Film sur Arte à 23 h 40

GERONTOPHILIA Bande Annonce VOST (2014)

Le titre aura tout lieu de rebuter. Le nom du réalisateur également, pour qui fréquenta ses œuvres antérieures (Hustler White, 1996 ; The Raspberry Reich, 2004 ; L.A. Zombie, 2010…). Frappées du cercle froid de la censure, en raison de leur nature pornographique, elles ne rencontrèrent qu’un public d’initiés. Pourtant, ce serait se fourvoyer que de vouer aux gémonies le nouveau film de Bruce ­LaBruce sur son simple titre. Lars von Trier, après tout, n’occulta rien du programme qu’il allait dérouler dans Nymphomaniac. A cette différence que LaBruce ne prétend pas explorer une pathologie mais évoquer, sur un mode tendre, un comportement sexuel atypique, la « gérontophilie » ou l’attrait sexuel pour un partenaire très âgé. C’est de fétichisme qu’il va être question, lequel engendre une belle histoire d’amour hors norme.

Pier-Gabriel Lajoie et Walter Borden | MK2 films

Lake a 18 ans et un goût pour les vieillards qui se manifeste d’autant plus honteusement que l’origine de son désir lui échappe. Il est amené à travailler dans une maison de retraite, où il fait la ­connaissance de M. Peabody, un octogénaire raffiné et pétillant. Une idylle naît entre les deux hommes qui défie la « normalité ».

Dans une première partie en forme d’errance intérieure, de trouble et de doutes pour son jeune protagoniste, Bruce LaBruce nous amène à reconsidérer nos certitudes quant aux déviances sexuelles. Ce désir pas banal pour les vieux messieurs surgit dans la vie de Lake, paré de l’innocence et de la pureté qui le caractérisent. Il a, par ailleurs, une petite amie de son âge, la délurée Désirée. Elle voit en lui un saint pour sa propension à aider autrui. C’est elle qui lui permettra de formuler son désir.

Walter Borden et Pier-Gabriel Lajoie | MK2 films

Faire bouger les lignes est au centre du travail de l’ex-punk et critique de rock canadien. Il y parvient grâce à cette romance, filmée avec tendresse et humour. Il fallait l’angélisme du jeune Pier-Gabriel Lajoie (Lake), qui fait là des débuts remarqués, pour nous attacher définitivement à cette histoire. Ni performeur ni homosexuel comme la plupart des acteurs employés jusqu’à présent par Bruce LaBruce, il a, depuis, croisé la route de Gus Van Sant.

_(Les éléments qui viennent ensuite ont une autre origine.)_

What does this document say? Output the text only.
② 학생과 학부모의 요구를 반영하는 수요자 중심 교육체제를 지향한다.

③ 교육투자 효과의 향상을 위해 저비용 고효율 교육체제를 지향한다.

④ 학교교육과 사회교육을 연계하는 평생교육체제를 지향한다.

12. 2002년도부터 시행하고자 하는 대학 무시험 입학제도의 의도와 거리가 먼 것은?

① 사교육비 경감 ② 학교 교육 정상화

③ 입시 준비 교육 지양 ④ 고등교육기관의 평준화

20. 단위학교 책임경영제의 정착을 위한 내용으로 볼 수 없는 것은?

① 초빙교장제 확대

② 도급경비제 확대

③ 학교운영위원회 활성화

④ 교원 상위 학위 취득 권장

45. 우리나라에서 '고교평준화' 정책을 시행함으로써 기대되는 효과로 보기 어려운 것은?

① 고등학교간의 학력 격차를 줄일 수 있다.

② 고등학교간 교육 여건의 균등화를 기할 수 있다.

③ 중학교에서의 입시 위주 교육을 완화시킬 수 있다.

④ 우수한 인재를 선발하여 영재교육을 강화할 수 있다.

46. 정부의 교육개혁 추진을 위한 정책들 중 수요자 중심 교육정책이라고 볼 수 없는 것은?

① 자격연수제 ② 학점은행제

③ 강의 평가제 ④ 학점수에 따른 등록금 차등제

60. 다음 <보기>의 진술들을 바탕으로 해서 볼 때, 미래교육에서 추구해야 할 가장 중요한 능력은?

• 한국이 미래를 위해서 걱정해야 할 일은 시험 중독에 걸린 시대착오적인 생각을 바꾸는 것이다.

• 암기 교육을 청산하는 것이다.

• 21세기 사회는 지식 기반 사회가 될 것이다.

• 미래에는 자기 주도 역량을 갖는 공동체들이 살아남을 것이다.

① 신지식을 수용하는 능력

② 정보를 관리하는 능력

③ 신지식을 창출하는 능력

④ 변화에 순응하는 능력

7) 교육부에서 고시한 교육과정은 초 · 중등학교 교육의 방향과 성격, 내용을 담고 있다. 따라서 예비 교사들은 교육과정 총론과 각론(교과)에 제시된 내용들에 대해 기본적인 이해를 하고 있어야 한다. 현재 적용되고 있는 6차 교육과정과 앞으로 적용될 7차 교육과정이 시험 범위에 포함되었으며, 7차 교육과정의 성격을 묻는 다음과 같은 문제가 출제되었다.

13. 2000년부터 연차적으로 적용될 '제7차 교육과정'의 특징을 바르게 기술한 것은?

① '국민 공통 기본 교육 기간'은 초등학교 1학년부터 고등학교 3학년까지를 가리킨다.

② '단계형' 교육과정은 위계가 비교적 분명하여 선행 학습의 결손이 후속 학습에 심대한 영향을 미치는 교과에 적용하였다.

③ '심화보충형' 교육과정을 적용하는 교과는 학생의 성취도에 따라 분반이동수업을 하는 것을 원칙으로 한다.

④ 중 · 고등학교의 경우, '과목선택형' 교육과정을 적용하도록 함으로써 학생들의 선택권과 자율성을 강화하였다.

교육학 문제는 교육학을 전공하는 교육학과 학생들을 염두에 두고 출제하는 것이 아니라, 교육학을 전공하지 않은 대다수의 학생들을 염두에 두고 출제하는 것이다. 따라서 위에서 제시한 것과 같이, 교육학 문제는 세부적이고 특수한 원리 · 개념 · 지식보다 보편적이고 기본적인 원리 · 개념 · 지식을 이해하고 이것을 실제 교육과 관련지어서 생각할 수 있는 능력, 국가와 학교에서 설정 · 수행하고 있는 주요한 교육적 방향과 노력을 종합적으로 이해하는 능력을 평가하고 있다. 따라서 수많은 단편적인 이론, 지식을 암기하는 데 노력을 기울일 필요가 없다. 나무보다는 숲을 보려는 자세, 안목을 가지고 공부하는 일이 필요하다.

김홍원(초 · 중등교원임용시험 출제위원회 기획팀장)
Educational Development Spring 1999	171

En réalisant un film qui vise un large public, Bruce LaBruce aborde un tournant de sa carrière. Lui aussi souhaite sortir de l’ornière des genres et des catégories sclé­rosantes. A ce titre, M. Peabody est une incarnation de toutes les minorités : noir, homosexuel et vieux, il est voué à la relégation ­sociale. C’est aussi un des aspects de ce film : montrer ce qui dérange et faire surgir la beauté là où notre regard formaté est incapable de la voir. Rides, chairs distendues suscitent chez Lake une fascination esthétique qui s’accompagne d’une grande empathie. Il arrache M. Peabody à son environnement surmédicalisé pour lui offrir une dernière virée en voiture. Le road-movie métaphorise la trajectoire de deux vies qui n’auraient logiquement jamais dû se croiser. Lake fonce droit devant, quand M. Peabody, lui, tout à ses souvenirs, a les yeux rivés sur le rétroviseur. Ces deux mouvements-là sont bouleversants.

Gerontophilia, de Bruce LaBruce. Avec Pier-Gabriel Lajoie, Walter Borden, Katie Boland (Canada, 2013, 82 min).